The cathedral’s second life as a place of justice served the building well. It was

just as impressive a home for the Sentine as it had been for the long-departed priests.

Sabrat crossed the long axis of the main hall, past the open waiting quad where

citizens queued and argued with the luckless jagers on desk duty, and through the

checkpoint where an impassive, watchful gun-servitor licked his face with a fan of

green laser light before letting him by. He threw a cursory nod to a group of other

reeves from the West Catchment, all of them gathered around a nynemen board with

tapers of scrip, waving off an invite to join them in a game; instead he took the spiral

stairs up to the second level. The upper floors were almost a building inside a

building, a multi-storey blockhouse that had been constructed inside the hangar-like

confines of the main hall, and retrofitted into the structure.
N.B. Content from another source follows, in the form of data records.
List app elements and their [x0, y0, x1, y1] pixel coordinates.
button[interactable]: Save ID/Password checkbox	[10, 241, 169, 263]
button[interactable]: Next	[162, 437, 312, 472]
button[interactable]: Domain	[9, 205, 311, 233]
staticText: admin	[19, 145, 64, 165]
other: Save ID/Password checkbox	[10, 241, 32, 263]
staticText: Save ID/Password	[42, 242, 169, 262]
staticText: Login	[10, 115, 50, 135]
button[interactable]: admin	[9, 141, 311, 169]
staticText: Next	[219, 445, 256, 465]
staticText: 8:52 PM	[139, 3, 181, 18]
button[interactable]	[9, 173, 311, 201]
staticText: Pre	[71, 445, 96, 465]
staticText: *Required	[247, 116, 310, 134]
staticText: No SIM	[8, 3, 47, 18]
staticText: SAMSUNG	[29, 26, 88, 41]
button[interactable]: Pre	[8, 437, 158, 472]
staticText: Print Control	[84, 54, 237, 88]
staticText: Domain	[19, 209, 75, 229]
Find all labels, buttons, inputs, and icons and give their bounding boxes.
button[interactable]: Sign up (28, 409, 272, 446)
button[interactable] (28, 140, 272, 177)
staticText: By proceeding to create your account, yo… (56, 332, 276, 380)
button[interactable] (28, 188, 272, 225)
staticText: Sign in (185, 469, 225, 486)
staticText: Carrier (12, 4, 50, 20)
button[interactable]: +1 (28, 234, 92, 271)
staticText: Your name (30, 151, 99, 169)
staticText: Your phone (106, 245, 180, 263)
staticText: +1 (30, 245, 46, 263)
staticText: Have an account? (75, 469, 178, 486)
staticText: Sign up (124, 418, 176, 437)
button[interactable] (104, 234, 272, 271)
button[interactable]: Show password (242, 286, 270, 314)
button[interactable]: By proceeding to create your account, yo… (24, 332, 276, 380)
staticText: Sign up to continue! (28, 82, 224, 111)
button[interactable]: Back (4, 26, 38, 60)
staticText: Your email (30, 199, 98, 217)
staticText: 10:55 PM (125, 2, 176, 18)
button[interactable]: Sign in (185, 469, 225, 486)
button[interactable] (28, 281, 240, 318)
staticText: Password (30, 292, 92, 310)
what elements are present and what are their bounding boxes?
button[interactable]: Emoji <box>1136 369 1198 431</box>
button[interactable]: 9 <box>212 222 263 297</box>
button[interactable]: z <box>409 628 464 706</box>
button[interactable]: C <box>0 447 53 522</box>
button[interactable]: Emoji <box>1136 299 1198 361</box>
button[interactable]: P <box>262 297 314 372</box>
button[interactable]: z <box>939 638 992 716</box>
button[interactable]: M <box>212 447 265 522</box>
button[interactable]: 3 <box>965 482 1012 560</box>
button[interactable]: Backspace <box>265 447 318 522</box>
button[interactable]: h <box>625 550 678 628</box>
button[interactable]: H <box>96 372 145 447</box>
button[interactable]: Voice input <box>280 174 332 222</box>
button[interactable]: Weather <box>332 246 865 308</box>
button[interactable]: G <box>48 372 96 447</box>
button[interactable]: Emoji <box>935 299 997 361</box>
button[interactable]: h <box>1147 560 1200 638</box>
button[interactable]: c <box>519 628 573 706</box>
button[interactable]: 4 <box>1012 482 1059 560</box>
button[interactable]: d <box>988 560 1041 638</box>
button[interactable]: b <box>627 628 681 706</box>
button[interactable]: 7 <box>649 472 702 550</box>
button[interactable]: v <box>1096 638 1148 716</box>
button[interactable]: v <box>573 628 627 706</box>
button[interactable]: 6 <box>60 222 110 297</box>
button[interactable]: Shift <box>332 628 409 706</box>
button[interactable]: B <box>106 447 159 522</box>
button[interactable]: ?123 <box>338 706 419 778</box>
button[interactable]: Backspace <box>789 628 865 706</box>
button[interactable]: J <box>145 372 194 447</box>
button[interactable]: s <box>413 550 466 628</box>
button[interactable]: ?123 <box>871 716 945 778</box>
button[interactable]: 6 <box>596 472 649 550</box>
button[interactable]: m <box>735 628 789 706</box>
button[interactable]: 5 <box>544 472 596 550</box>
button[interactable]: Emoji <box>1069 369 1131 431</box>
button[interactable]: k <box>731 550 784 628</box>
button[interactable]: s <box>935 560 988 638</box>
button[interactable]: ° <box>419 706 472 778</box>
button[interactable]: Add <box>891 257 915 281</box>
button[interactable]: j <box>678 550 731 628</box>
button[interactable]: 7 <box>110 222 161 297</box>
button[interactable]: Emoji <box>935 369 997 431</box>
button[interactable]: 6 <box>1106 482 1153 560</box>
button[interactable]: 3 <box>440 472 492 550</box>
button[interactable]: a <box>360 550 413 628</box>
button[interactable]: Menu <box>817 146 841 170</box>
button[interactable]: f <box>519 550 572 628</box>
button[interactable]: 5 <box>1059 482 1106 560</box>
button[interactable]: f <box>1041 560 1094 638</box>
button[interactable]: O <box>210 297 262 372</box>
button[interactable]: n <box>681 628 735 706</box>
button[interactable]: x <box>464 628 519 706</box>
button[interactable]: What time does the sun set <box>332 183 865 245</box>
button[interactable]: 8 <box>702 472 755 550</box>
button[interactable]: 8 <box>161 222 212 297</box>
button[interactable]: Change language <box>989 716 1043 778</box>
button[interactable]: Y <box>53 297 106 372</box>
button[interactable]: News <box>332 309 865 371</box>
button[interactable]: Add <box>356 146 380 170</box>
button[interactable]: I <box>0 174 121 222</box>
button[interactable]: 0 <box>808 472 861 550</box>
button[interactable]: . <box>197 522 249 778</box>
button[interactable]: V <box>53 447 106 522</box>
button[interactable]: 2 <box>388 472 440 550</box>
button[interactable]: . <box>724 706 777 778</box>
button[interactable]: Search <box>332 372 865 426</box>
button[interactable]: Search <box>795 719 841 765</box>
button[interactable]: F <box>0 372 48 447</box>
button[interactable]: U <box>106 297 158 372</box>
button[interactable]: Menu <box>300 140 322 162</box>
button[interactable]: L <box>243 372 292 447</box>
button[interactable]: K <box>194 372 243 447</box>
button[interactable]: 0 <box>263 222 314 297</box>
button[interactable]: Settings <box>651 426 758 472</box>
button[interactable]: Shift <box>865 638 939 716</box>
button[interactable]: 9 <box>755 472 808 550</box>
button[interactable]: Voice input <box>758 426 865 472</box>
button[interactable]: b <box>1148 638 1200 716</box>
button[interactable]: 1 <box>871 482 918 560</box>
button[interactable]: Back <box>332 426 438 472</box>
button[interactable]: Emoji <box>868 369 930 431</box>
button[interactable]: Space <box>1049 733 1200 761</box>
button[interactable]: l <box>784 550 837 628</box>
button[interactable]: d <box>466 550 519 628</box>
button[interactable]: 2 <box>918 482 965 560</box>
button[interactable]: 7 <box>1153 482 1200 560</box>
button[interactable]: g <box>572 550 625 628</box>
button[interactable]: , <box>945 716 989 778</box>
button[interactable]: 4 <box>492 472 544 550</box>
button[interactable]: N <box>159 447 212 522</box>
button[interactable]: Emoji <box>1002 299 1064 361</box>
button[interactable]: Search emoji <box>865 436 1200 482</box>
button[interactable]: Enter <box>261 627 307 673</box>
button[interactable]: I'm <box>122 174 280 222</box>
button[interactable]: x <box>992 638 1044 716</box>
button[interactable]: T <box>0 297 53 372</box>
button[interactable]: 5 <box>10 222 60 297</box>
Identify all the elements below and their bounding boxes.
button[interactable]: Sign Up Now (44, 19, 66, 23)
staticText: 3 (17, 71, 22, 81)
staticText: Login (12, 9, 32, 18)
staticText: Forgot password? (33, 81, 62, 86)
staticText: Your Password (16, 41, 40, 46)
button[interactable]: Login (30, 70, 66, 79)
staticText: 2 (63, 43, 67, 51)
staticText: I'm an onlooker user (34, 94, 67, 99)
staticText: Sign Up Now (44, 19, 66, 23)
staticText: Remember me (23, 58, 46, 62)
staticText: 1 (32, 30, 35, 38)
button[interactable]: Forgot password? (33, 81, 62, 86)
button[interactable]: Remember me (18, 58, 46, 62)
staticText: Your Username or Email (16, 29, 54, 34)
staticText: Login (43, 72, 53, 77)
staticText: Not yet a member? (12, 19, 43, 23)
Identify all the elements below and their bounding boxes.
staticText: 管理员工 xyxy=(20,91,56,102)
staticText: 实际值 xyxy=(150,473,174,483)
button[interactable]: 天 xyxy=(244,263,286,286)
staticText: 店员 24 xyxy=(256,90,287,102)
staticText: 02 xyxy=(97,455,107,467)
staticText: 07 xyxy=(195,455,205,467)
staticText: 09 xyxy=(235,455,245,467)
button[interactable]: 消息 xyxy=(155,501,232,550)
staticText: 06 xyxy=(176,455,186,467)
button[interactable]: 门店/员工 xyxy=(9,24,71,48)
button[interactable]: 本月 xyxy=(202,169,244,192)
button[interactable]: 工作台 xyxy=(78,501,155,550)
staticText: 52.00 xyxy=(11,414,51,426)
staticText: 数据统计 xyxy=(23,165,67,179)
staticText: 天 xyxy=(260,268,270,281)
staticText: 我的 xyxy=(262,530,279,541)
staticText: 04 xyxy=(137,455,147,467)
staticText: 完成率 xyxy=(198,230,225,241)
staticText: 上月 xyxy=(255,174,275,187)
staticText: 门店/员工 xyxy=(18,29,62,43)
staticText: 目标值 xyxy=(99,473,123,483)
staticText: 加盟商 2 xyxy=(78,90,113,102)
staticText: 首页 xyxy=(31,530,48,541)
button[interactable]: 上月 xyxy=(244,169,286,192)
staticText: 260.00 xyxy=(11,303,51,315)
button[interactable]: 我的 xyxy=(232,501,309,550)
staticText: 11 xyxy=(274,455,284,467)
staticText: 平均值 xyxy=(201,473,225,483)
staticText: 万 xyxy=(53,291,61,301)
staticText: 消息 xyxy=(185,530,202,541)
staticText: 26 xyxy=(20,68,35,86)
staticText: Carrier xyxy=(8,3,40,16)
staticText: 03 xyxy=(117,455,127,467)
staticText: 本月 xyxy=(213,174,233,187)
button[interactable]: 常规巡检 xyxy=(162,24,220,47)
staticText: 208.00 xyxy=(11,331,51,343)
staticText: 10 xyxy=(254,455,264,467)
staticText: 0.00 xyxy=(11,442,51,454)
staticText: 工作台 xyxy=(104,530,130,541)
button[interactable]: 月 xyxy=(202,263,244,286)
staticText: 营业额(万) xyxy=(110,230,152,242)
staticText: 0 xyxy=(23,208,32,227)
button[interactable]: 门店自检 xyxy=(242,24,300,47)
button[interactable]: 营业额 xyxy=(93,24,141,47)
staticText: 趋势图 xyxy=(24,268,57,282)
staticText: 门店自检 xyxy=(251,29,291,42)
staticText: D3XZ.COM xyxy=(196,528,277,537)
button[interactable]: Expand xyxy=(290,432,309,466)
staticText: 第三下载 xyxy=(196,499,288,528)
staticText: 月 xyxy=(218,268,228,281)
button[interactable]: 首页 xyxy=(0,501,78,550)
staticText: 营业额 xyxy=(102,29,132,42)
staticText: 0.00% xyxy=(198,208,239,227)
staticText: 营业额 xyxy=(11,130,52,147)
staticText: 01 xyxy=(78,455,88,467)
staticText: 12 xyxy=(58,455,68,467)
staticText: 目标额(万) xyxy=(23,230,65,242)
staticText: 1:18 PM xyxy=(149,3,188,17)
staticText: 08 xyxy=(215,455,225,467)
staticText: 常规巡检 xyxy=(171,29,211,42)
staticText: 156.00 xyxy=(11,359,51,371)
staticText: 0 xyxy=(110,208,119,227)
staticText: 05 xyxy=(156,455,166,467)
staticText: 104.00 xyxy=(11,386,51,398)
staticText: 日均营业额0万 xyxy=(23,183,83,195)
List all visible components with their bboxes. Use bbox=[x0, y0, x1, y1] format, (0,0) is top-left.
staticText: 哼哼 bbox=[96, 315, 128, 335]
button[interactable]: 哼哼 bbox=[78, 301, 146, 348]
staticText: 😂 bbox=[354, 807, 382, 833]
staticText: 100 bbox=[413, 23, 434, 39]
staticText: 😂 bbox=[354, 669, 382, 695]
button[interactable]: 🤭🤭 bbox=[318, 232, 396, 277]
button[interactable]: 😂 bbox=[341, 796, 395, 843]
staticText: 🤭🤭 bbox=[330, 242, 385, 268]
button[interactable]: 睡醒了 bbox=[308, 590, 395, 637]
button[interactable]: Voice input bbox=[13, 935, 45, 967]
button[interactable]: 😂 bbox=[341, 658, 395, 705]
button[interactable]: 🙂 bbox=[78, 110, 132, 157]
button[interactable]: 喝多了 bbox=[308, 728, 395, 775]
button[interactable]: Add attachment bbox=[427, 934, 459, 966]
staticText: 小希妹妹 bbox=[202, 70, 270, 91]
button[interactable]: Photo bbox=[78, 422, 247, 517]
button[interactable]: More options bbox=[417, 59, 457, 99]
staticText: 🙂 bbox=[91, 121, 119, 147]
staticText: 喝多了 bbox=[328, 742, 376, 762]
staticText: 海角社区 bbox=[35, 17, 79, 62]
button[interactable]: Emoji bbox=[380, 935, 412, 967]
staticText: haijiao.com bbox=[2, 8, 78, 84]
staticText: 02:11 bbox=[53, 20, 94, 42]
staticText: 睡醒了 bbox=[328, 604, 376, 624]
The room was in the same

state of shabby, half-controlled clutter as it ever was, with bales of rough vinepaper

and starkly shot picts arranged in loose piles that represented some sort of untidy

order, if only one knew how to interpret it. In the centre of the room, a pillar studded

with brass communication sockets sprouted thick rubber-sheathed cables that snaked

to headsets or to hololiths. One of them ended in a listening rig around the head of

Yosef’s cohort, who sat bent over in a chair, listening with his eyes closed, fingers

absently toying with a gold aquila on a chain about his wrist.

“Daig.” Yosef stopped in front of the man and called his name. When he didn’t

respond, the reeve snapped his fingers loudly. “Wake up!”